Salem Omar Zubeidy adiantou que em setembro de 2011 haverá uma cúpula da África com a América do Sul na Líbia. Ele disse também que uma das propostas do seu país é a formação dos Estados Unidos da África, que seria um órgão dedicado a cuidar dos assuntos externos de interesse dos países do continente, com a criação de um Banco Central e uma moeda única, além de uma força militar própria para cuidar da defesa:
— Na última cúpula da União Africana, Kadafi já se manifestava em favor da criação dos Estados Unidos da África, visando a melhorar a competição com outros hemisférios. Uma vez que esse tipo de Governo venha a se tornar mais competitivo com os Estados Unidos, eles teriam menor poder político, disse o embaixador.
Al-Jazeera
Segundo Zubeidy, as críticas manifestadas por Kadafi na ONU contribuíram para que se “reinventasse” o ódio contra ele. Citando as rebeliões deflagradas na Tunísia e no Egito, o embaixador disse que os levantes semelhantes que ocorreram depois na Líbia são fruto de uma conspiração:
— Não sabíamos que as intenções com relação a nós eram piores do que na Tunísia e no Egito. Foi uma conspiração iniciada em 2009, depois do discurso de Kadafi na ONU cujo motivo é calar o seu sistema, disse o diplomata.
Zubeidy disse que não se pode comparar as motivações das rebeliões que ocorreram na Tunísia e no Egito com o que vem acontecendo a Líbia. As populações desses países não têm sido atendidas nas suas necessidades básicas, e por isso estão lutando por melhores condições de vida:
— O Governo não trabalhava pela melhoria. Na Líbia é diferente: as condições são melhores e os padrões de vida da população são mais altos. Basta olhar os índices econômicos internacionais e comparar com os da Líbia que são considerados os melhores da África e do mundo árabe. Incluindo que a saúde e a educação são gratuitas. Os líbios estão orgulhosos do seu país, disse o embaixador.
Para Zubeidy a rebelião que eclodiu na Líbia é diferente das que vêm sendo realizadas no Norte da África e no Oriente Médio. E novamente acusou a CIA de ter-se aproveitado da realização de uma manifestação pacífica na cidade de Benghazi, em frente ao Consulado italiano, para insuflar os manifestantes, em um triste episódio que contou com a participação de atiradores de elite que dispararam contra as pessoas.
Na opinião do embaixador Salem Omar Zubeidy a Líbia está enfrentando duas guerras: uma na mídia e a outra com a rebelião.

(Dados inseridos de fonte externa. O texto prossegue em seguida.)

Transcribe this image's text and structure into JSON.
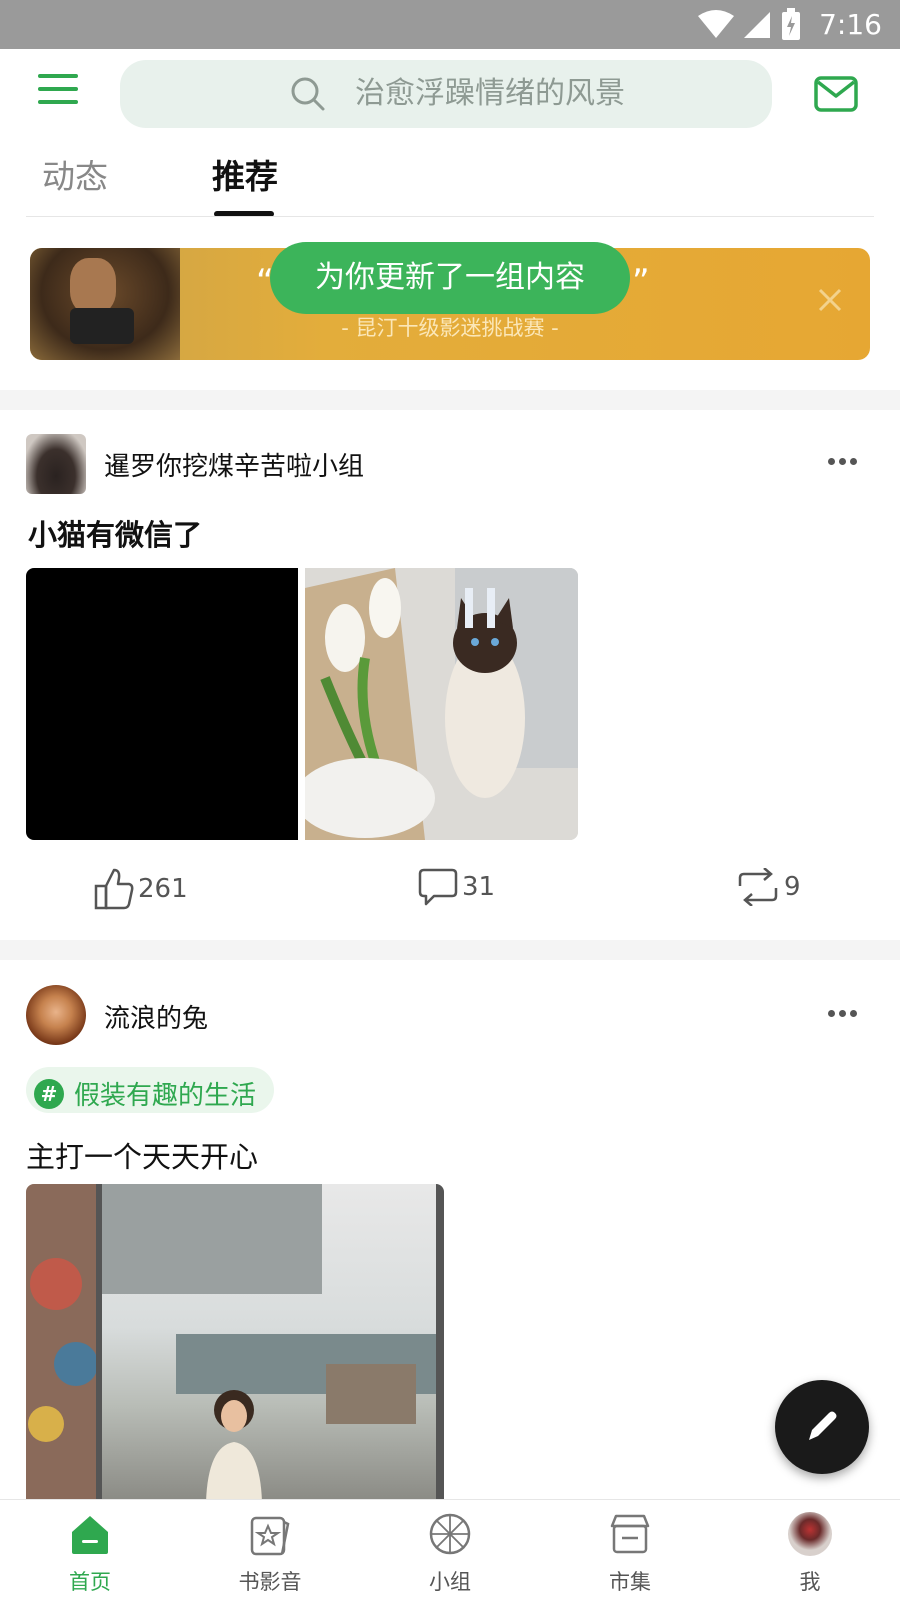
{
  "status_bar": {
    "time": "7:16"
  },
  "header": {
    "search_placeholder": "治愈浮躁情绪的风景"
  },
  "tabs": [
    {
      "label": "动态"
    },
    {
      "label": "推荐"
    }
  ],
  "banner": {
    "quote_open": "“",
    "quote_close": "”",
    "subtitle": "- 昆汀十级影迷挑战赛 -"
  },
  "toast": "为你更新了一组内容",
  "posts": [
    {
      "author": "暹罗你挖煤辛苦啦小组",
      "title": "小猫有微信了",
      "likes": "261",
      "comments": "31",
      "reposts": "9"
    },
    {
      "author": "流浪的兔",
      "topic": "假装有趣的生活",
      "topic_hash": "#",
      "title": "主打一个天天开心"
    }
  ],
  "bottom_nav": [
    {
      "label": "首页",
      "icon": "home-icon",
      "active": true
    },
    {
      "label": "书影音",
      "icon": "book-movie-icon",
      "active": false
    },
    {
      "label": "小组",
      "icon": "group-icon",
      "active": false
    },
    {
      "label": "市集",
      "icon": "market-icon",
      "active": false
    },
    {
      "label": "我",
      "icon": "avatar-icon",
      "active": false
    }
  ],
  "colors": {
    "brand_green": "#2fa84f",
    "banner_gold": "#e3ad3b",
    "toast_green": "#3cb45a"
  }
}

Ele acusa a rede de televisão Al Jazeera de estar por trás de um desses conflitos:
— A guerra da mídia é capitaneada pela Al Jazeera e começou desde o início a enviar notícias falsas e fabricação de dados e imagem indicando que o Exército líbio estava matando pessoas em Benghazi. Diziam que se o Conselho de Segurança da ONU não interviesse os líbios seriam dizimados. Essa guerra da mídia não é sem propósito, foi parte de uma conspiração porque a Liga Árabe, através do Catar e Emirados, origem da Al Jazeera, foi constituída para estabelecer desunião entre árabes e israelitas, afirmou Salem Omar Zubeidy.
Para Zubeidy o principal objetivo dessa estratégia é pressionar a Líbia. Ele disse também que os príncipes do Golfo Pérsico são “fantoches dos americanos que tornaram-se parte da conspiração”, que começou com a Al Jazeera e contaminou a mídia ocidental, que passou a reproduzir as informações que eram passadas pelo canal de TV.
Ataques
Referindo-se aos conflitos armados na cidade de Benghazi, o embaixador líbio disse que havia um acordo para que fosse evitado um massacre de líbios na parte Leste do país, e que caberia ao Conselho de Segurança da ONU estabelecer uma zona de exclusão aérea. Segundo Zubeidy, esse acordo não foi cumprido. Caberia à Liga Árabe tenter soluções pacíficas para o conflito, caso isso não funcionasse ela deveria recorrer à União Africana e outras organizações da região para ajudá-la nesse sentido.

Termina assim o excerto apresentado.